Now what about the PMs who chose to cling to office like limpets on a rock well into the fifth year of a parliamentary term, as permitted by law?

There were three losses: James Callaghan in 1979, John Major in 1997 and Gordon Brown in 2010. A surprise win was John Major in 1992, scoring a personal triumph with his soapbox. Another win was David Cameron in 2015, who unexpectedly defeated both Labour and his LibDem coalition partners, perhaps helped by the Fixed Term Parliament Act (FTPA), which removed speculation about the election date.

So, that’s three losses and two wins for the fifth-year limpets – compared with seven wins and one loss for the ‘four-years-or-less’ PMs. It’s not difficult to work out which strategy is preferable.

Which brings us to Rishi Sunak.

Why on earth hasn’t he called an election in April/May/June this year? Of the 10 elections held in April/May/June over the last 50 years, seven have been successful for the incumbent. He obviously thinks an improving economy will help him later this year but the omens are not good.

If he had been really brave, Rishi could have called an election in Spring 2023, the fourth year of this parliament. His personal ratings were good before stepping up to rescue his party from the rubble of Liz Truss’s 45 days, but they started falling soon after and are terrible now. The Tory party’s ratings have also declined to record low levels. So he probably would have lost in 2023 but perhaps not by as much as he is likely to now.
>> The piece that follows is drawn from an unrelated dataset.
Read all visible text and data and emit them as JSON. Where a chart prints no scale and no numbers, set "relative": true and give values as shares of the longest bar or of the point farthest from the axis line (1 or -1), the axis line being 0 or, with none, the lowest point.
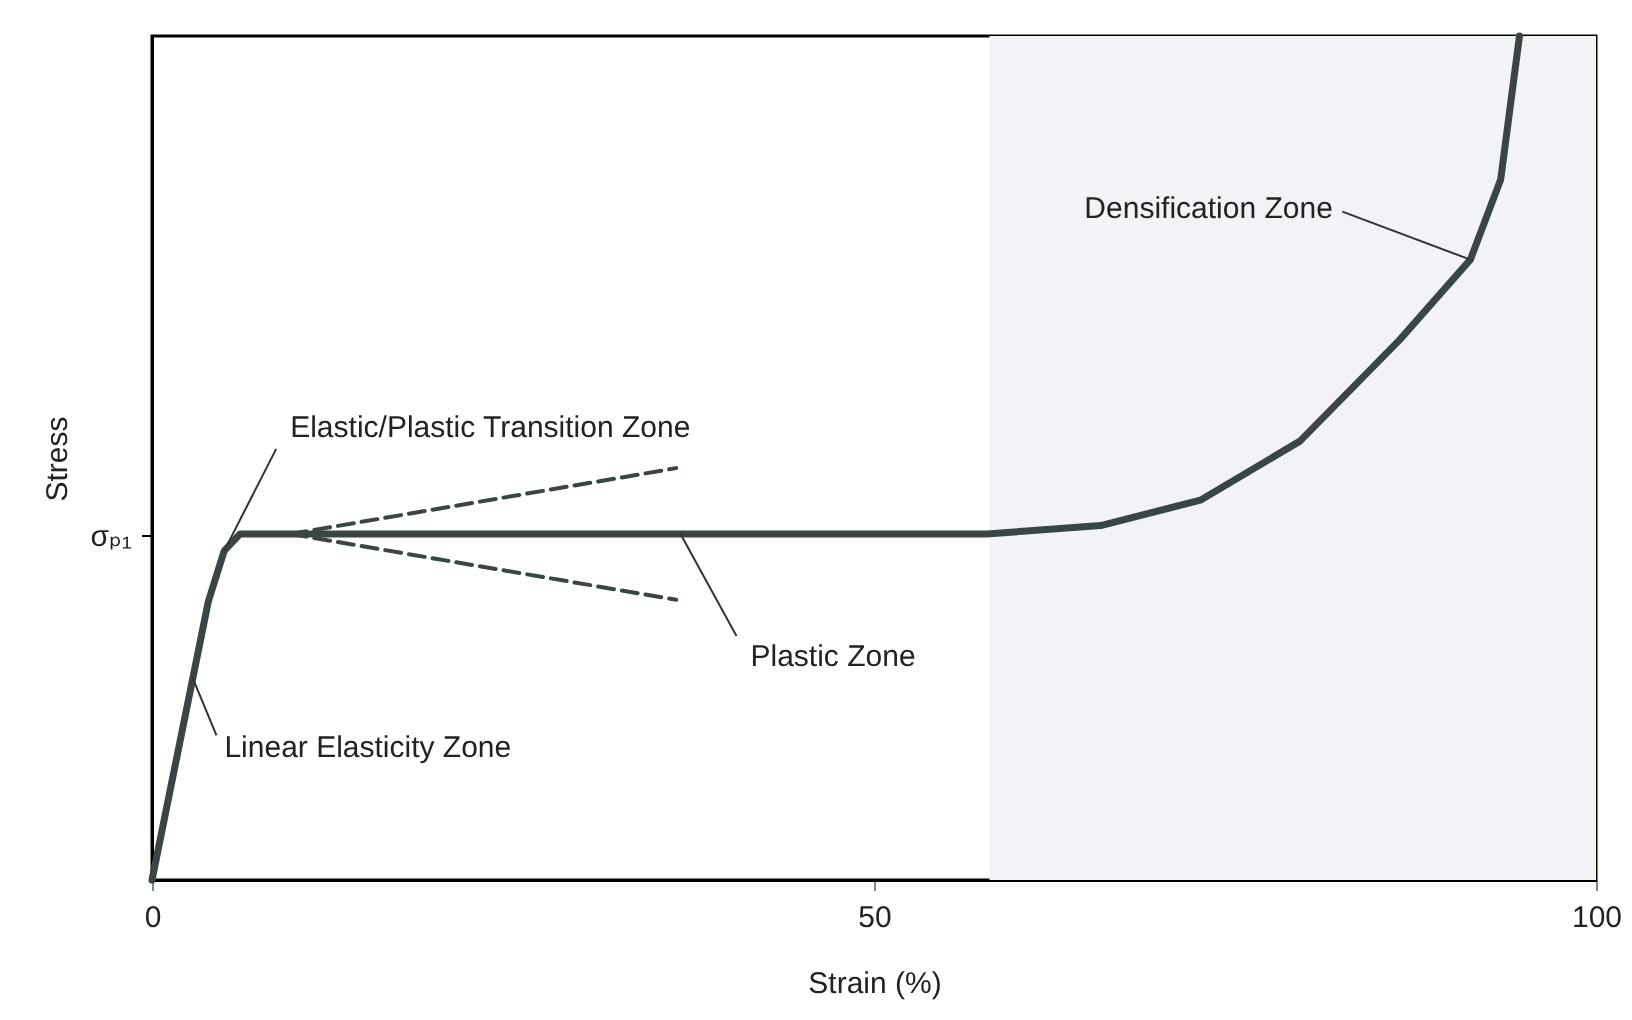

The lesson for future PMs is: don’t be a limpet – and learn from the two most politically successful leaders of our age that four years is enough and April/May/June is best. Above all, be bold. And, if you want to be a true statesperson, think about introducing another FTPA – but make it four years this time, in line with parliamentary practice in many other countries.

Ladbrokes are currently quoting 1/2 for the Tories losing 201 or more seats, 6/1 for 101-150 seats lost and 20/1 for 51-100 seats lost. There may be value in the last two bets, as funny things can happen with first-past-the-post, but the odds are long for a very good reason.